Chantal LANVIN - Les
théâtres de la vie
"Etrange
Chantal Lanvin : un univers de poupées, mimant les sentiments humains. Un
éternel Carnaval pareil à celui, qui dans la Venise du XVIIIe siècle, durait
presque toute l'année...
Chantal Lanvin par
la constance de sa vision maintenue jusqu'au bout dans une stricte unité de
mystère, descend de la Commedia dell'Arte italienne et de Watteau, reine de
mélancolie tissant sa cantilène d'un personnage à l'autre.
Poupées et jouets
jouant leur comédie, comme dans "L'enfant et les sortilèges" de
Ravel. En dehors de toute intervention humaine de toute présence de chair. Ici,
tout est chiffon, bois, verre, porcelaine, peluche, papier ou soie. Jamais une
goutte de sang ou de salive, rien qui rappelle la violence et les humeurs.
Poupées et objets
nous ont échappé à jamais. Nous n'étions pas dignes de leur pudeur. Nos bruits,
nos pas, nos voix les offusquent.
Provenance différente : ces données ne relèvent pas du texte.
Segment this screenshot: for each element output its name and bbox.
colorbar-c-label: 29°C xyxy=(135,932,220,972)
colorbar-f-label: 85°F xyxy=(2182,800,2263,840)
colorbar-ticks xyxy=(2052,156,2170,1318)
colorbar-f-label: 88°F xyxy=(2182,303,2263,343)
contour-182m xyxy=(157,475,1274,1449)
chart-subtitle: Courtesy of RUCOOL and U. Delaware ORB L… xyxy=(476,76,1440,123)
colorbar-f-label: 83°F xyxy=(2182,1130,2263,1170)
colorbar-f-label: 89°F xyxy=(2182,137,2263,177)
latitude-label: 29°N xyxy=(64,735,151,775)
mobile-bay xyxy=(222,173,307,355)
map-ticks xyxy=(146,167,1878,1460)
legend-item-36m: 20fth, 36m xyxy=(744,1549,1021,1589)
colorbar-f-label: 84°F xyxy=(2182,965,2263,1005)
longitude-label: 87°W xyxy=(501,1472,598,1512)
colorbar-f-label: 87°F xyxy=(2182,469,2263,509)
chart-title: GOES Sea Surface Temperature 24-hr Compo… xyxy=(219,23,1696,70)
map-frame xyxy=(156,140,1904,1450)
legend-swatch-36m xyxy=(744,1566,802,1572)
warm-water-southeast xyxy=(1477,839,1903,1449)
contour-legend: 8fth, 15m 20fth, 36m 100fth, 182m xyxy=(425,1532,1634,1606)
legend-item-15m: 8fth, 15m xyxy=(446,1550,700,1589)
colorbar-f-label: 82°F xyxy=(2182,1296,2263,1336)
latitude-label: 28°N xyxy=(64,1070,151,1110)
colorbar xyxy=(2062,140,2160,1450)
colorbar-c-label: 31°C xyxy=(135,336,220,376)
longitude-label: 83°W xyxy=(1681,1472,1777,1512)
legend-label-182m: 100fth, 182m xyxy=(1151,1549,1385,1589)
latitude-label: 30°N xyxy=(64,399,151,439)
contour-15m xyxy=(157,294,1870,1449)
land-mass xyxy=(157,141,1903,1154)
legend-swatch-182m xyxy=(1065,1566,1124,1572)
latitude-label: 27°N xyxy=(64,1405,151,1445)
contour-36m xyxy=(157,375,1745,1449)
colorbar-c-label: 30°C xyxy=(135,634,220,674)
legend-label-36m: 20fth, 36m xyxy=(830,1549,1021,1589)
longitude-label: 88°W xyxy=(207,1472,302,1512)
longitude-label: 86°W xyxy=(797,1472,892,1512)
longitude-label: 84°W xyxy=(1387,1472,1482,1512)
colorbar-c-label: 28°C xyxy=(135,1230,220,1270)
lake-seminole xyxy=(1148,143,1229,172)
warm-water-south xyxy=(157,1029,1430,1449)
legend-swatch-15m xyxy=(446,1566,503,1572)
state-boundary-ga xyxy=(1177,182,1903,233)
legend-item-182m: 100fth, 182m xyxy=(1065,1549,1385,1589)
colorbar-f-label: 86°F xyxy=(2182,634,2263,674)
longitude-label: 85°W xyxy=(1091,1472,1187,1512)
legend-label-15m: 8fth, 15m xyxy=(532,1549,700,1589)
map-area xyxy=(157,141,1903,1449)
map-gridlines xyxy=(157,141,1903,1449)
Ils se sont réfugiés dans le silence ou dans
des tintements de boîtes à musique.
Pourtant eux
aussi ont leurs passions, calquées sur les nôtres, mais à demi rêvées
saccadées, comme suspendues à un fil.
"Justine"
gonflée de soie sauvage, dont l'âme enfantine s'envole dans un ballon, symbole
de l'amitié et de la fragilité de la vie.
"La Poupée
rêveuse", l'ondine du sommeil surgissant des vagues d'un océan de draps.
Aux grands
siècles, la conversation était l'art suprême des français. Tels sont sur
"L'Etagère", les propos qu'échangent une tasse de porcelaine avec un
petite marin bleu, tandis qu'une carte postale, représentant une fileuse du
peintre aquitain Crochepierre, fait vibrer l'accent de Villeneuve-sur-Lot.
Ballet immémorial
où le temps se suspend sur un pied entre le silence et des rêves d'enfant que
la vie ne parviendra jamais à combler."